Perlu dicatat bahwa musik, bahkan semua jenis musik, dibuat dengan tujuan mengaktualisasikan sebuah "niat". Karena itu, ada tujuan dan finalitas untuk menyiratkan itu. Bahkan untuk musik simbol, semacam ritual simbolis tertentu untuk memanggil hujan misalnya, maka "musik" didesain untuk menirukan suara hujan. Di satu sisi, manusia juga mampu melakukan dekontekstualisasi dari konstruksi musik yang terlepas dari apapun konteksnya. Sebab, sistem referensi dalam musik bersifat mandiri, terlepas dari "penanda-petanda" seperti di dalam bahasa. 


Secara umum, musik dibuat dan diproses dengan sebuah konvensi yang diwujudkan dalam "proses formal". Dalam proses formal yang dimaksud ini, musik sudah terdistingsi dengan "lingkungan suara" secara universal. Musik menjadi semacam karya yang dibuat dari apa yang mendahuluinya (di bagian atas tadi, saya menyebutnya dengan 'niat') dan apa yang menjadi visi penciptaannya, kemudian semuanya "dikurung" dalam satu kerangka waktu (temporal rasio). Dalam kerangka waktu ini, substansi musik diartikulasikan dengan proporsional. Proporsional berarti; musik akan tunduk pada "denyut temporal" yang isokronis universal. Sebagian akademisi berpendapat bahwa musik yang "terukur" tersebut lebih sering dikaitkan dengan aktivitas kolektif, khususnya yang berkontribusi pada kehidupan sosial, terutama yang bisa "dijogetin".


Di Afrika misalnya, musik yang tidak bisa ditarikan, tidak dianggap sebagai musik. Justru dikategorikan sebagai lamentasi (ratapan). Beberapa lain dikategorikan sebagai isyarat bunyi, meski memiliki nada. Itu berarti, di Afrika, musik diformalisasi dengan gagasan periodisitas. Hal itu juga berlaku di sejumlah budaya daerah lain, apalagi budaya Barat. Musik dibangun dengan konsep yang formal; punya ketukan, proporsional, dan dibangun dengan prinsip simetri. Misalnya, untuk chord C, dibangun dari not 1-3-5 (do-mi-sol), maka suara satu - dua - tiga dalam chord C di paduan suara juga dimulai dari scale not 1-3-5 juga. Dalam hal ini, prinsip simetris dan paralel ini menjadi pondasi keseimbangan konstruksi sebuah karya musik secara umum. 

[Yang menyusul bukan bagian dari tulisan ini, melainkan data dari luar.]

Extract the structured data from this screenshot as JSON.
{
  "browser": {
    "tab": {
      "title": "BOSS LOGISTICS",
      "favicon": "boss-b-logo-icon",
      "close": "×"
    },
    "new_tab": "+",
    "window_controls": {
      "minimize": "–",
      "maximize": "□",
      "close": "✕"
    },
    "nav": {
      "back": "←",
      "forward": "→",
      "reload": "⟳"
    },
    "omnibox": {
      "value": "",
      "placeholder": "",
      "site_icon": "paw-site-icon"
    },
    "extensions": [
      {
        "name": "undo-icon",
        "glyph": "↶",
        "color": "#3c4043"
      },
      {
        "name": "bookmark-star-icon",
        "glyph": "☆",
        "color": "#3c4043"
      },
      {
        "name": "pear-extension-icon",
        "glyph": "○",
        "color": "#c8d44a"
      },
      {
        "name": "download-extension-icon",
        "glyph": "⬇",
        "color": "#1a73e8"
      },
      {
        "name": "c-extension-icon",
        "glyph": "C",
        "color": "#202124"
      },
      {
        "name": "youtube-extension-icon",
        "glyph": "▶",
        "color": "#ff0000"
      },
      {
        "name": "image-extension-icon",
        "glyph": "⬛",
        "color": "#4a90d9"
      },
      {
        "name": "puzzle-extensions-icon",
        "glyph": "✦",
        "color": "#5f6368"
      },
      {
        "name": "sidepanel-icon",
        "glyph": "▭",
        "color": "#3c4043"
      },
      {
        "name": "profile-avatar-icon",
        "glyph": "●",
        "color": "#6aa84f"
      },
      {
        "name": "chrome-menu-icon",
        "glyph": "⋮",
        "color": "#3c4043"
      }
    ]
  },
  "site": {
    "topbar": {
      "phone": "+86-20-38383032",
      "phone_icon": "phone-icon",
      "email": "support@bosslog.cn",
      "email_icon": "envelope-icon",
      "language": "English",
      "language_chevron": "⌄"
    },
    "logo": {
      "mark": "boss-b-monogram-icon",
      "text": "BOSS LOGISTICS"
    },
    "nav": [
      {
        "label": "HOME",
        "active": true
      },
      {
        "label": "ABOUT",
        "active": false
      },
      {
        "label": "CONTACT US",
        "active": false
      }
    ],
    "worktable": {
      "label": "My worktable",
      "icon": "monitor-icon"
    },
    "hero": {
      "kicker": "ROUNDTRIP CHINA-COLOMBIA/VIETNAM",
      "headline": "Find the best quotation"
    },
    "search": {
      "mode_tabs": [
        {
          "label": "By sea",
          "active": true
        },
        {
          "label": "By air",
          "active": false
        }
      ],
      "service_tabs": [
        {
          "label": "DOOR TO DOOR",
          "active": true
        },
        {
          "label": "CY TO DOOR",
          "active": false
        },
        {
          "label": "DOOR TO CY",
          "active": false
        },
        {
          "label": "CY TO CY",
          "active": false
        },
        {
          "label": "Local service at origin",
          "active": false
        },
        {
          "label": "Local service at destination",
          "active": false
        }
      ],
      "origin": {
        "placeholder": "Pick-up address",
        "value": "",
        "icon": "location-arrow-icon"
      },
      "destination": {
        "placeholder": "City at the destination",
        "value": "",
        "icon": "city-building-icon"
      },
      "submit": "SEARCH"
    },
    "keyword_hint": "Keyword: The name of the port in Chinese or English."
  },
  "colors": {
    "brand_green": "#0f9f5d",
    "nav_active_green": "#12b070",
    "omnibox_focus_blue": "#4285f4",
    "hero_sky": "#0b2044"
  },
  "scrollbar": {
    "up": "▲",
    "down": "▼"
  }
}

Konstruksi melodi yang disusun dalam sebuah karya musik dipilih dari kontinum suara yang berisi rangkaian nada yang kontras. Rangkaian nada itu yang kemudian menjadi sebuah scale (skala) yang kemudian menjadi sistem dasar melodi. Setiap bagian musik merupakan sebuah interaksi yang teratur, juga simultan. Setiap detail dalam struktur musik akan memberikan makna simbolis, entah itu chord yang dipilih, scale, organisasi metrik, ritme, tempo, melodi, dan lain-lain.


Melihat puisi dalam perspektif musik berarti mengubah dimensi tekstual menjadi dimensi auditif. Apa yang dipersepsi secara estetis dari seorang pembaca puisi, mesti bisa ditransposisikan menjadi persepsi estetis yang sama ketika mendengarkan musik puisi. 


Perspektif Puisi


Mari kita membicarakan sastra sebagai dimensi tekstual. Sejumlah artikel ilmiah telah membuka kemungkinan konstruksi dan komposisi teks multimodal, entah itu dari gambar, musik, suara, narasi, dan benda-benda dalam berbagai lapisan sebagai sebuah ensembel kreatif. Ada banyak proses mentransmisikan puisi ke dalam video, musik, narasi, (bahkan gabungan semuanya) dalam sebuah karya. Semuanya berangkat dari pemikiran bahwa puisi adalah jenis sastra yang membangkitkan imajinasi yang terkonsentrasi dalam kesadaran dan respon emosional tertentu melalui media bahasa, yang dipilih diksinya, diatur maknanya, bunyi, ritme, dan sebagainya.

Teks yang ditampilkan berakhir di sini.